At the same time, the Commission emphasizes that the current pricing system based on “marginal pricing” remains fundamentally sound and should not be radically changed. Instead, proposed solutions focus on structurally reducing costs through accelerated investment in renewable energy, expansion of storage capacity, and modernization of grid infrastructure.

Energy security and the energy mix

A strong message in the document relates to the cost of energy dependence. Europe has already spent approximately EUR 6 billion more on fossil fuel imports in the context of recent geopolitical tensions, highlighting the economic vulnerability associated with this dependence .

At the same time, progress has been significant: the share of renewable energy in the EU electricity mix increased to approximately 48% in 2025, and together with nuclear energy, more than 70% of EU electricity is already low-carbon .

In Romania, renewable energy has reached approximately 40–45% of electricity generation, depending on hydrological conditions (with hydro driving annual variability). Including nuclear energy, more than 65–75% of electricity generation has been low-carbon in most recent years.

This combination highlights a critical reality: Europe has made progress in decarbonising electricity generation but remains dependent on fossil fuels in key sectors such as transport. Therefore, the energy transition is not only a climate obligation but an economic and strategic necessity.

Instruments for industry: stability and protection in transition

To manage the impact of energy and carbon costs on industry, the Commission promotes a set of concrete instruments. Long-term Power Purchase Agreements (PPAs) are considered essential for stabilising electricity prices and reducing exposure to market volatility.

At the same time, Member States can use state aid mechanisms to compensate up to 80% of indirect carbon costs for energy-intensive industries, reflecting a pragmatic approach: maintaining the carbon price signal while mitigating its impact on competitiveness .

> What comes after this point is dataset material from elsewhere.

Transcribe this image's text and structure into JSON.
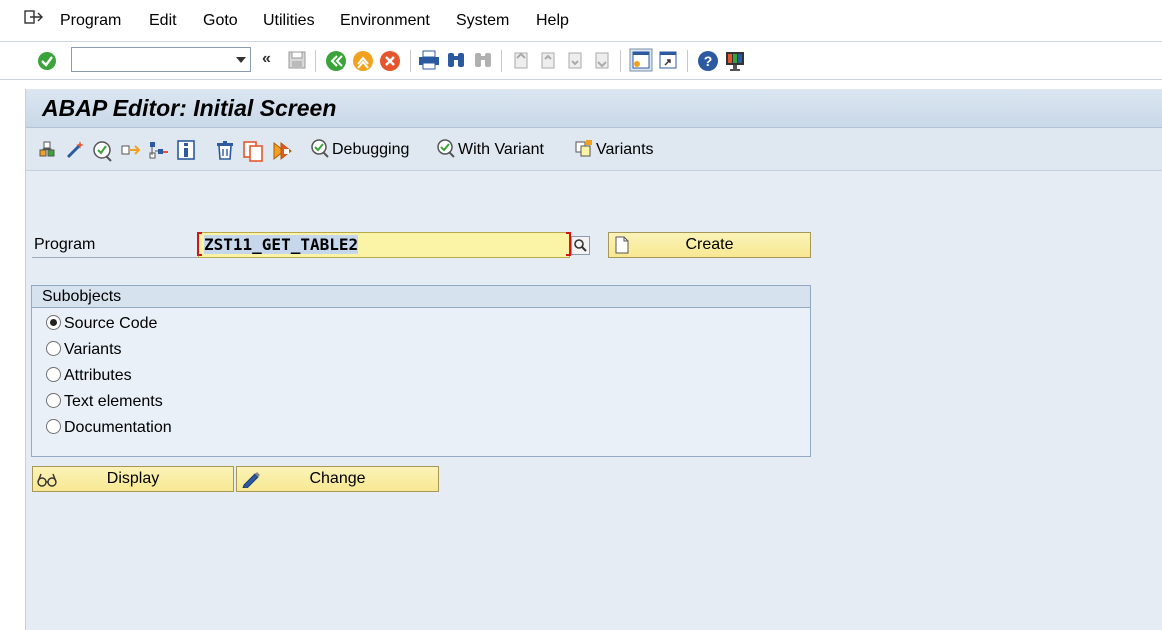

This approach confirms the EU strategy: not eliminating the carbon cost, but managing its effects intelligently on the real economy.

Romania and the role of storage: transition to a flexible energy system

In this European context, developments in Romania provide a relevant example of energy system transformation. The rapid increase in storage capacity at prosumer level indicates a shift from a centralized system to a distributed and flexible one, where consumers also become energy producers.

This dynamic aligns with the EU’s strategic direction, which emphasizes rapid integration of low-carbon energy and the development of system flexibility, including through storage and demand-side management. In practice, storage becomes a critical element for system stability and for reducing dependence on fossil sources.

Industrial competitiveness: the new European agenda

The Commission’s letter also introduces a broader dimension of European competitiveness. Initiatives such as the Industrial Accelerator Act and the EU Inc. legal framework aim to reduce administrative barriers, stimulate investment, and create demand for low-carbon products manufactured in Europe .

At the same time, sustainability and supply chain resilience become central criteria in assessing competitiveness, reflecting the reality of a global economy shaped by geopolitical risks .

This indicates a fundamental shift: competitiveness is no longer defined solely by cost, but by the ability to operate within a decarbonised and resilient system.

Inevitable convergence

All these developments converge toward the same conclusion. Europe is not choosing between decarbonisation and competitiveness. It is building a model in which the two become interdependent.

EU ETS remains the central mechanism, while renewable energy and storage become the foundation for long-term cost reduction. In this context, companies that fail to integrate carbon into their strategies and adapt their operating models will lose competitiveness in a very short time horizon.

The transition is no longer optional. It is the new economic framework in which Europe operates.